The EIA, the statistical arm of the US Department of Energy, has forecast Brent crude prices of $82 per barrel in 2024 and $79 in 2025, close to last year’s average of $82.

“Our forecast for relatively little price change is based on expectations that global supply and demand of petroleum liquids will be relatively balanced,” the EIA said in its Short-Term Energy Outlook last week.

“We generally expect that the Brent crude oil price is more likely to decline than rise because we expect global oil production is more likely to exceed our forecast than fall short of our forecast,” it added.

In December, Goldman Sachs lowered its price expectation for Brent this year by $10 a barrel to between $70 and $90 because of strong US production.
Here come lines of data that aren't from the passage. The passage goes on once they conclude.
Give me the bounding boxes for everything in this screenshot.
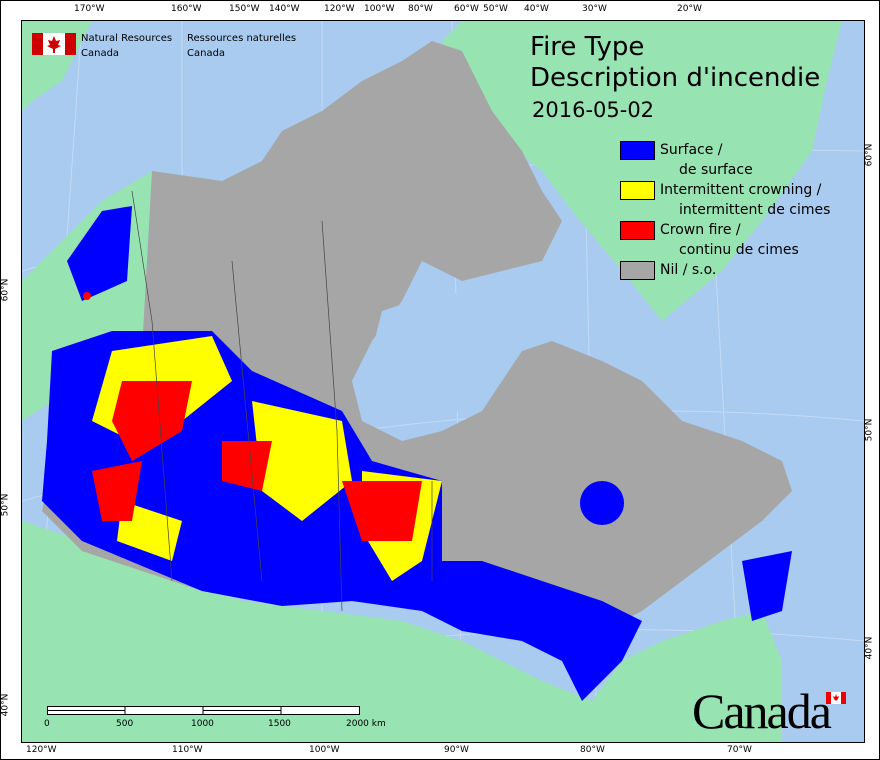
left-tick: 50°N — [0, 493, 11, 517]
scale-bar — [47, 706, 360, 715]
top-tick: 170°W — [74, 4, 105, 14]
agency-name-fr: Ressources naturelles Canada — [187, 31, 296, 61]
legend-item-surface: Surface / — [620, 140, 830, 160]
left-tick: 40°N — [0, 693, 11, 717]
map-area — [21, 20, 865, 743]
bottom-tick: 120°W — [26, 745, 57, 755]
legend-swatch — [620, 141, 655, 160]
top-tick: 40°W — [524, 4, 549, 14]
top-tick: 50°W — [483, 4, 508, 14]
top-tick: 60°W — [454, 4, 479, 14]
legend-item-intermittent: Intermittent crowning / — [620, 180, 830, 200]
united-states — [22, 521, 782, 742]
legend-sublabel: intermittent de cimes — [679, 202, 831, 218]
bottom-tick: 110°W — [172, 745, 203, 755]
bottom-tick: 80°W — [580, 745, 605, 755]
map-title: Fire Type Description d'incendie — [530, 32, 820, 94]
bottom-tick: 70°W — [727, 745, 752, 755]
top-tick: 20°W — [677, 4, 702, 14]
right-tick: 40°N — [864, 636, 875, 660]
legend-label: Intermittent crowning / — [660, 182, 822, 198]
title-fr: Description d'incendie — [530, 63, 821, 93]
legend-swatch — [620, 181, 655, 200]
agency-name-en: Natural Resources Canada — [81, 31, 172, 61]
arctic-islands — [262, 81, 522, 261]
legend-sublabel: continu de cimes — [679, 242, 799, 258]
scale-label: 0 — [44, 719, 50, 729]
map-date: 2016-05-02 — [532, 98, 655, 122]
title-en: Fire Type — [530, 32, 645, 62]
bottom-tick: 100°W — [309, 745, 340, 755]
greenland — [442, 21, 842, 321]
fire-surface-areas — [42, 206, 792, 701]
right-tick: 60°N — [864, 143, 875, 167]
bottom-tick: 90°W — [444, 745, 469, 755]
left-tick: 60°N — [0, 278, 11, 302]
wordmark-flag-icon — [826, 692, 846, 704]
scale-label: 1000 — [191, 719, 214, 729]
legend-sublabel: de surface — [679, 162, 753, 178]
legend-swatch — [620, 261, 655, 280]
legend-item-crown: Crown fire / — [620, 220, 830, 240]
top-tick: 100°W — [364, 4, 395, 14]
agency-en-line2: Canada — [81, 48, 120, 59]
right-tick: 50°N — [864, 418, 875, 442]
scale-label: 500 — [116, 719, 134, 729]
scale-label: 1500 — [268, 719, 291, 729]
province-borders — [131, 190, 433, 612]
legend-swatch — [620, 221, 655, 240]
agency-fr-line2: Canada — [187, 48, 226, 59]
agency-en-line1: Natural Resources — [81, 33, 173, 44]
top-tick: 120°W — [324, 4, 355, 14]
top-tick: 140°W — [269, 4, 300, 14]
canada-flag-logo — [32, 33, 76, 55]
top-tick: 160°W — [171, 4, 202, 14]
hudson-bay — [367, 291, 522, 421]
legend-label: Crown fire / — [660, 222, 741, 238]
fire-crown-areas — [83, 292, 422, 541]
top-tick: 30°W — [582, 4, 607, 14]
scale-label: 2000 km — [346, 719, 386, 729]
legend: Surface / de surface Intermittent crowni… — [620, 140, 830, 280]
map-canvas — [22, 21, 864, 742]
top-tick: 150°W — [229, 4, 260, 14]
top-tick: 80°W — [408, 4, 433, 14]
agency-fr-line1: Ressources naturelles — [187, 33, 297, 44]
legend-label: Surface / — [660, 142, 723, 158]
canada-wordmark: Canada — [692, 683, 832, 739]
legend-label: Nil / s.o. — [660, 262, 717, 278]
legend-item-nil: Nil / s.o. — [620, 260, 830, 280]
However, UBS has said that supply management by Opec+ would help prices to recover in 2024.

The Swiss lender expects the price of Brent to recover to $80 to $90 a barrel. The benchmark settled at $78.29 a barrel last Friday.

Last month, Opec+ announced voluntary production cuts of 2.2 million bpd for the first quarter of this year, taking its total committed reductions to 5.86 million bpd.

“We'll kind of be around that $80 mark. Given the economic backdrop, I think Opec will take that,” said Ms Sen.

She also said that the negative sentiment in the market around China’s oil demand outlook had been exaggerated.

Chinese economic growth was expected to increase following the end of coronavirus restrictions in late 2022.

However, the country has been grappling with a slowdown in its property sector, weak consumer spending and high debt levels.

Despite signs of economic weakness, China’s crude imports were at a record high last year, gaining nearly 11 per cent year-over-year to reach 563.99 million metric tonnes, or 11.28 million bpd, according to official data.

“While you have an economy that everyone says is in the doldrums, the official growth numbers is still around the 4.5/5 per cent number,” Mr Muller said.

“The short term nowcasting is showing a pretty resilient set of demand numbers coming from something that is not construction and maybe not even manufacturing, but China is on the move,” he said.

Red Sea impact

Growing tension in the Red Sea, which handles 12 per cent of the world's trade, has raised concerns about potential disruption to crude oil deliveries.

However, the impact on prices has been limited as there have been no oil supply losses so far.

“These are not black swan events,” said Mr Muller, referring to events which are unexpected, rare and have significant impact.

“They're very much newsworthy, they're very important and some of them carry great dangers, but things like the joint military action to prevent missiles from Yemen hitting merchant fleet ships … have not served to materially disrupt oil prices,” he added.

Instead, the oil executive said, the Covid-19 pandemic and Russia's invasion of Ukraine in 2022 had been black swan events for energy markets.

The 2020 pandemic wiped out fuel demand overnight, leading to negative US crude prices for the first time in history.

The involvement of Russia, one of the world's largest energy exporters, in a military offensive sent shock waves across commodity markets, including crude, natural gas and grains.